Tonight, the Little One projectile vomited all over me. Twice. He threw up everywhere, all over the church, all over my one-day-old outfit. It was just everywhere. He was sobbing, I was praying, and rushing, and gathering the rest of the boys to get home from church. And I just held him and prayed as he was screaming in pain. Nobody likes throwing up. Nobody likes tummy aches. Especially when such a little body experiences such traumatic results. The adult knows that it’s good to get rid of whatever is inside, to be purged of the bad, but the babe just knows that he hurts, is tired, and nothing feels right. So I rock him and pray, and he cries and cries.
I put him in the warm bath and stroke his hair. And through his wails I say “I’m here. I’m here. I’m here. I’m not going anywhere. I’m here;” and he settles down to this truth. His eyes grow heavy. He lets the warmth of the water calm his anxious heart. He knows I’m here, and that I’m not going anywhere. And he can trust that, he’s come to learn.
And as I stroke my wailing Little One’s hair back, my eyes well with tears, because suddenly I remember the children across the globe whose tummy’s are aching, who may have thrown up tonight, and have no one to rock them, no one to hold them, no one to stroke their precious hair back and comfort them with these words: “I’m here. I’m here. I’m not going anywhere. I’m here."
There are approximately 3,000 children in Orange County without a capable mom and dad to hold them when their tummy’s hurt. For those who know the Littlest Guy in our house, picturing him, weeping, with vomit all over him, and no one comforting that sweet, tender heart and kissable face will surely grip you.
This is Orange County alone. Three Thousand Little Ones.
Of course, when I am comforting my Little Guy, I picture the babes across the globe, Africa, specifically, hurting tummies, with no one to clean them up, to pick them up, and to rock them back to comfort.
Oh Jesus, surely your heart must grieve that the thousands of children, whom you know the number of hairs on their heads, might have no safe place to rest their precious heads tonight.
I pray tonight, moms of babes, that as you rock your sweet one to sleep, you thank Jesus that your child has the opportunity to know your loving touch; they know what it feels like to rest, and find refuge in your arms.

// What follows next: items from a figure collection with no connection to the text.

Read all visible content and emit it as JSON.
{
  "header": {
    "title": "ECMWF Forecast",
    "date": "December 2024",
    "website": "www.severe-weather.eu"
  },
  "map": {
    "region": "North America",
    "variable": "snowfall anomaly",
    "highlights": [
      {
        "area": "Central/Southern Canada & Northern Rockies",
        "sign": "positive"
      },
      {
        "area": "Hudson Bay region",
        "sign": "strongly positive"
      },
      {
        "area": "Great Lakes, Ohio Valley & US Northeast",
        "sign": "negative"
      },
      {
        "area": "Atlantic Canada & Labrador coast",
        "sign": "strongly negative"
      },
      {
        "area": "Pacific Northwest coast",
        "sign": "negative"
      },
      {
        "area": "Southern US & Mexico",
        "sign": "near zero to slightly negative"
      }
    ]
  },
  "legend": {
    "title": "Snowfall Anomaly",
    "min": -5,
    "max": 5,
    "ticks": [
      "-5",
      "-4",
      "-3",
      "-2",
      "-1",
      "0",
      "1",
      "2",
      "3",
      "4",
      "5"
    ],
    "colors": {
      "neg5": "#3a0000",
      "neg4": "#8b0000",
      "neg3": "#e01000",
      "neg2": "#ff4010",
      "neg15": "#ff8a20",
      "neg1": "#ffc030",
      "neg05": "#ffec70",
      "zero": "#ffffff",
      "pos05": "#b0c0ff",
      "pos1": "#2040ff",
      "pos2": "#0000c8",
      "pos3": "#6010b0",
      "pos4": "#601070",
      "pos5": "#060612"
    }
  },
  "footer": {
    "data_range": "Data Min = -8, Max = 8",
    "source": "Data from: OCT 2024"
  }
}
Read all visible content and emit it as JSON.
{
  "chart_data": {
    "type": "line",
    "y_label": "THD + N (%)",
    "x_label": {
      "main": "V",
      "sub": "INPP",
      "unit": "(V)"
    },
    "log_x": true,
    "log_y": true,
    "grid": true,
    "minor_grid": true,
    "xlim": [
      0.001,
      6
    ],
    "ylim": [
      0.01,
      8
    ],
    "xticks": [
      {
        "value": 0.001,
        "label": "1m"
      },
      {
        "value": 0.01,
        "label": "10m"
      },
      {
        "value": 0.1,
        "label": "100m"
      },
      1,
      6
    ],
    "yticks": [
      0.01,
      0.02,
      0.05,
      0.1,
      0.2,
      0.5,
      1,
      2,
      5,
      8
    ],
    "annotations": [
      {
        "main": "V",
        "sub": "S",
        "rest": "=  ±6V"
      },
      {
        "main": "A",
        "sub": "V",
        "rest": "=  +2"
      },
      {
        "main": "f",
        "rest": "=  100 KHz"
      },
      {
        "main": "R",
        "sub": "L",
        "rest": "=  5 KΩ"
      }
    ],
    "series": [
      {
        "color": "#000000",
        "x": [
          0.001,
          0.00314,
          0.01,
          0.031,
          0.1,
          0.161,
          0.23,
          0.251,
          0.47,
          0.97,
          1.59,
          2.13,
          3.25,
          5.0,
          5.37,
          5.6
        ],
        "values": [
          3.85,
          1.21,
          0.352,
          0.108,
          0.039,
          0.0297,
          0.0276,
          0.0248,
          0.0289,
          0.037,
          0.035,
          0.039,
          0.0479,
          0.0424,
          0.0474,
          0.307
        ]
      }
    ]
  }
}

Pray that the other little ones, the 3,000 up the street from you, the hundreds of thousands not-so-near, whom God calls us to care for, would know that they are being cradled and rocked in the Almighty’s wings.
And, if you have two arms, able to be snuggled, and have a heart, rooted in the Love of Christ, do something to change this problem, because the kindness God has shown to us is worth it. Is not the Kingdom of God worth whatever cost he calls us to?
And know this, sweet someday babes, I think of you. I pray for you. I love you already.